O dono do boné ferroviário se mexe e sai do velório da televisão. Maria Memória lança o seu olhar de leoa em defesa da ninhada, Ogum até pensa em recolher o dito, mas já foi lançado pela boca a fora. A leoa retruca do outro lado do rio, um rugido que faz tremer as terras do chão batido
—        Jacaré é pra quem é e não pra quem quer.
—        Já não está mais aqui quem falou. — a fêmea é que faz o ninho
—        Negão, não vai atrasar pros afazeres.
—        Minha preta, hoje é sábado. — responde para lhe alumbrar, hoje é noite com festejos de cama, no domingo não se tem exatidão de acordar
—        Ah, então, vê se fica quieto por aí, com os meninos.
Não trabalhar no sábado é decisão do Ogum, quer aproveitar as instruções da estação televisora. Para Memória, é dia de fazer render mais uns trocados, mas enfim, esse negão não deixa nada faltar, ainda é da sua confiança. A Memória controladora não sabe parar de reprimir a si mesma, pisa no coração do amoroso com os pés. Nus. Em desgasto, nem sabe bem porque faz uso desse mau humor contra o negão, mal com ele pior seria sem ele
—        Negão, o sábado pode render mais uns trocados.
—        Os gurizim são felizes assim, comigo ficando aqui, por perto.
Diz apontando para os gêmeos, os guris estão enrolados em suas pernas como as varizes azuladas das canelas. Esse graúdo faz isso com os pequenos, não tem precisão de meter medo, leva as crianças no respeito de autoridade
—        Que seja...
Foi dada a última palavra.
Ogum está levantado, já não se sente mais nas vontades de adormecer na frente do televisor. E o assunto está ficando curioso. Não é metediço, mas tem algumas ideias e sugestões de aconselhamento, sabe que água e conselho só se dá a quem pede. Muda de assunto enquanto faz aproximação
—        Rapaz, quero fazer compra destas coloridas.
—        Seu Ogum, deve de ser muito puxado.
—        É uma beleza de ver com as cores todas.
—        Com que pagamento? — quer saber Maria, mas o negão Ogum não estremece, até parece que tem tudo já respondido, e cá entre nós, essa Maria é uma rixenta que nem o diabo aguenta, veste a fantasia de espinhenta, se perde em lamúrias desimportantes, vazias de felicidade
—        Faço na prestação do crediário.
—        Acho melhor tirar isso das ideias, essa coisa colorida é pra rico.
—        Minha preta, vou fazer servidiço em sábados. — a Memória não pode deixar passar, não consegue desvestir a fantasia, já é maior que a própria vontade
—        Vez que outra, negão, esse servidiço de sábado só de quando em vez.

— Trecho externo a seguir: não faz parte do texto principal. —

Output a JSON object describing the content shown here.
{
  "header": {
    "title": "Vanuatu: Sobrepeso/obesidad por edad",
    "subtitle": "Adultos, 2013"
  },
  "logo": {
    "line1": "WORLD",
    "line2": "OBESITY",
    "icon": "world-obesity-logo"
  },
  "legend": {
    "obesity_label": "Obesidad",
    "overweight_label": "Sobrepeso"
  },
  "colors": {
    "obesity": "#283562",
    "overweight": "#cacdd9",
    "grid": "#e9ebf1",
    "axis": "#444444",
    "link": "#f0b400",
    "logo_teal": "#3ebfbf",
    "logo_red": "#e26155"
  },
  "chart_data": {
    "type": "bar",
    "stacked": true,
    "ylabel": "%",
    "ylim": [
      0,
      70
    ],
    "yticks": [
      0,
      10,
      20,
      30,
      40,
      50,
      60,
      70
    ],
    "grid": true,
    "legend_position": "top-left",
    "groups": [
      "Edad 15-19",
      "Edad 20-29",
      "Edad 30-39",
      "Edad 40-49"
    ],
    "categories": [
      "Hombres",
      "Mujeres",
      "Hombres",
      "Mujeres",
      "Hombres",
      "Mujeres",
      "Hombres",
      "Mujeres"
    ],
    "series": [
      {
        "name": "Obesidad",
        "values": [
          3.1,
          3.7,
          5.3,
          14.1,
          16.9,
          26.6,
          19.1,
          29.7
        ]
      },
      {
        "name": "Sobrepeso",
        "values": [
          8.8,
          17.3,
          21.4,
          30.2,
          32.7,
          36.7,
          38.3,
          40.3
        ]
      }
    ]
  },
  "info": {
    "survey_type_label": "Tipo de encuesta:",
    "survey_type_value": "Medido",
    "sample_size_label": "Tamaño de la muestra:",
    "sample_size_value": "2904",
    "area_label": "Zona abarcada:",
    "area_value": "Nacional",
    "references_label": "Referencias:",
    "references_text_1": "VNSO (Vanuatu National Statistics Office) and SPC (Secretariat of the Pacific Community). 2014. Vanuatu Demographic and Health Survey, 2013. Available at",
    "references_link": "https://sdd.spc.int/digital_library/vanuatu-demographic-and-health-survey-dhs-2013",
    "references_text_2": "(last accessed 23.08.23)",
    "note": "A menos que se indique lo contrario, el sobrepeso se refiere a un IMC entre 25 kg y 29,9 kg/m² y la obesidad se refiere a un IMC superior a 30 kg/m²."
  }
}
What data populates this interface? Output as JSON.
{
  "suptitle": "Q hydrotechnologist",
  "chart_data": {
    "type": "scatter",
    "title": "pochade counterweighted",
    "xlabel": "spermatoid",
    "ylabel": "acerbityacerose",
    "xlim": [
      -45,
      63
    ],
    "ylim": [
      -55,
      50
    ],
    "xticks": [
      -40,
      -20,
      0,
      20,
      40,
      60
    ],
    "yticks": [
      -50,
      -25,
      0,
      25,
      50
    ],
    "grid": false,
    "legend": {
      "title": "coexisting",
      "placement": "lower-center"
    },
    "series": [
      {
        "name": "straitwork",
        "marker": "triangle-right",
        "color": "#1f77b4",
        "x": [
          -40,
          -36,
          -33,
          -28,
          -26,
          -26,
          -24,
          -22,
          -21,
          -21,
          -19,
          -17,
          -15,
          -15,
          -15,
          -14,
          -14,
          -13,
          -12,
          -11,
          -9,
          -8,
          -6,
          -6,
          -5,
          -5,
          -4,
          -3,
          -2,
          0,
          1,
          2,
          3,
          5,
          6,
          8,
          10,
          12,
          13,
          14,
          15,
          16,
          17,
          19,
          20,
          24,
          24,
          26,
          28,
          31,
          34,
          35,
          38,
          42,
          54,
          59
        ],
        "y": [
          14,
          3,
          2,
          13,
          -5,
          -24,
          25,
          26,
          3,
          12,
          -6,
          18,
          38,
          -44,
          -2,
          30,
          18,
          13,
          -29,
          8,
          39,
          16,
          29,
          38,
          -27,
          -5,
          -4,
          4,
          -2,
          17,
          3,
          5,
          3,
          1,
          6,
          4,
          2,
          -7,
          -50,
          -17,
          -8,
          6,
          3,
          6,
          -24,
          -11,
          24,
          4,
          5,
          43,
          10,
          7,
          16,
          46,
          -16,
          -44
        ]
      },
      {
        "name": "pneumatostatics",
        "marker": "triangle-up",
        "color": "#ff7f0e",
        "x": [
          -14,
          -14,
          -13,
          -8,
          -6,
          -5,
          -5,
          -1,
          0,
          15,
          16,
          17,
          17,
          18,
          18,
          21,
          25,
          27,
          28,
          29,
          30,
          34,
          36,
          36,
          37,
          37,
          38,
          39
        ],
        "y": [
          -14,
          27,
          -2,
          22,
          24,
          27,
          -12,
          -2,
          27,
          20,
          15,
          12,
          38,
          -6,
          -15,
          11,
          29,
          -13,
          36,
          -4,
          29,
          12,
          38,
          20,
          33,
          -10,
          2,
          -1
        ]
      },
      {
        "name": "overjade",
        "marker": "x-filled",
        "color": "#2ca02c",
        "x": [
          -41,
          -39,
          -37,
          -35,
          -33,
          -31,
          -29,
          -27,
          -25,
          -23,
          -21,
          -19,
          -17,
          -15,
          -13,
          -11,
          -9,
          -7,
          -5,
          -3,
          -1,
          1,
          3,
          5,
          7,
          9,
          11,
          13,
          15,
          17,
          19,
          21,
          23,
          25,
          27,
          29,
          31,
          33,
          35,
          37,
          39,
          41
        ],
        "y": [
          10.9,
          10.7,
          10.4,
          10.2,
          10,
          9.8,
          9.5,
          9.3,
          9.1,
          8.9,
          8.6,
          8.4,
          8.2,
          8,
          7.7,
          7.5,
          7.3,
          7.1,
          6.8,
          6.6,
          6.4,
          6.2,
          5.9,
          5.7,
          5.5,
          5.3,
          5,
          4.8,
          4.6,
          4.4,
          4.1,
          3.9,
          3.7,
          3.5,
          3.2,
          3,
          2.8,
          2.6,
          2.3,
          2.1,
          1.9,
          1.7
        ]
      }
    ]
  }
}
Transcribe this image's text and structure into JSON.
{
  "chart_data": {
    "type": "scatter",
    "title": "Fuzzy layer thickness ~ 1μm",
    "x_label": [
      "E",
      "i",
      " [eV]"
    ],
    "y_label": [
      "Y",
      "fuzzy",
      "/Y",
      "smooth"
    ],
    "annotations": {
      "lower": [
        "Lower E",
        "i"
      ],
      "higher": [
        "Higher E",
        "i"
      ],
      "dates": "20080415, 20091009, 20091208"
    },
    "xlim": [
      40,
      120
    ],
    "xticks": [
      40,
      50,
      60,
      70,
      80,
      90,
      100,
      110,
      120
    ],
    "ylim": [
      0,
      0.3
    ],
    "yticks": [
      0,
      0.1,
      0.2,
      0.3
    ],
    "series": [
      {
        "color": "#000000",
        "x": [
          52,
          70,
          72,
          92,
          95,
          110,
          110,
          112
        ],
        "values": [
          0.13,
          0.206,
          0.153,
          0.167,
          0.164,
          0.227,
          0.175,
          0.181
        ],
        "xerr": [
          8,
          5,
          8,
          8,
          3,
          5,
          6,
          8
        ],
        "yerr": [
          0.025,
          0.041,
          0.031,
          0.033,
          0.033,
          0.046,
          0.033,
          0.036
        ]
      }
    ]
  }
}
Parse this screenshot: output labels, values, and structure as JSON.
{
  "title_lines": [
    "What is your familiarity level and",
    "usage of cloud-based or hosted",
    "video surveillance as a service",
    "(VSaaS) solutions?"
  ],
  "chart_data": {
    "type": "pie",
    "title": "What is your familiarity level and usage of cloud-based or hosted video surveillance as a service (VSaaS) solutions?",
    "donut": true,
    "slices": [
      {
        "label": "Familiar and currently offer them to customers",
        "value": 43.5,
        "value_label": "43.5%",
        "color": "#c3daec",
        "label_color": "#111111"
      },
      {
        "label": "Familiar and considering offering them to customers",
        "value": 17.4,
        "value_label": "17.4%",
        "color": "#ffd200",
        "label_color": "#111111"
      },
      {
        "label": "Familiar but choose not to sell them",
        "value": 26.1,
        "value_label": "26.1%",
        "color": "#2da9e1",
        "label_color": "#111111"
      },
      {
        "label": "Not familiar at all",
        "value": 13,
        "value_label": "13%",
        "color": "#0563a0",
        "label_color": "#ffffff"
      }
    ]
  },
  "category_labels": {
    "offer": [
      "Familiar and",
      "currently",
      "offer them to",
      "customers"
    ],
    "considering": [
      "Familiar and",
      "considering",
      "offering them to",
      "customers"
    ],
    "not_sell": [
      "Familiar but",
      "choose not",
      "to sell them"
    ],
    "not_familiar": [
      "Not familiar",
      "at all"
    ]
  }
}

Pelo tempo, desse entrevero, Manualdo fica apreciando Maria Cariciosa com as mãos cheias de amor. Sabe que o não visto naquela rapariga é ainda mais cobiçado. O feitiço com as mãos, esse índio Manualdo aprendeu de ouvir o Ogum. O sogro futuroso lhe dizia do tempo em que as mãos e dedos tinham mais serventia que segurar garfo e faca ou enfiar no nariz. São dois pra cá e um pra lá. Tempos de língua afiada e dedos atrevidos, tem medo que lhe faltem algum dia. Sente desvergonha no corpo da sua preta, adora quando a saliva engrossa e aos poucos se desmancha nos serviços das carnes.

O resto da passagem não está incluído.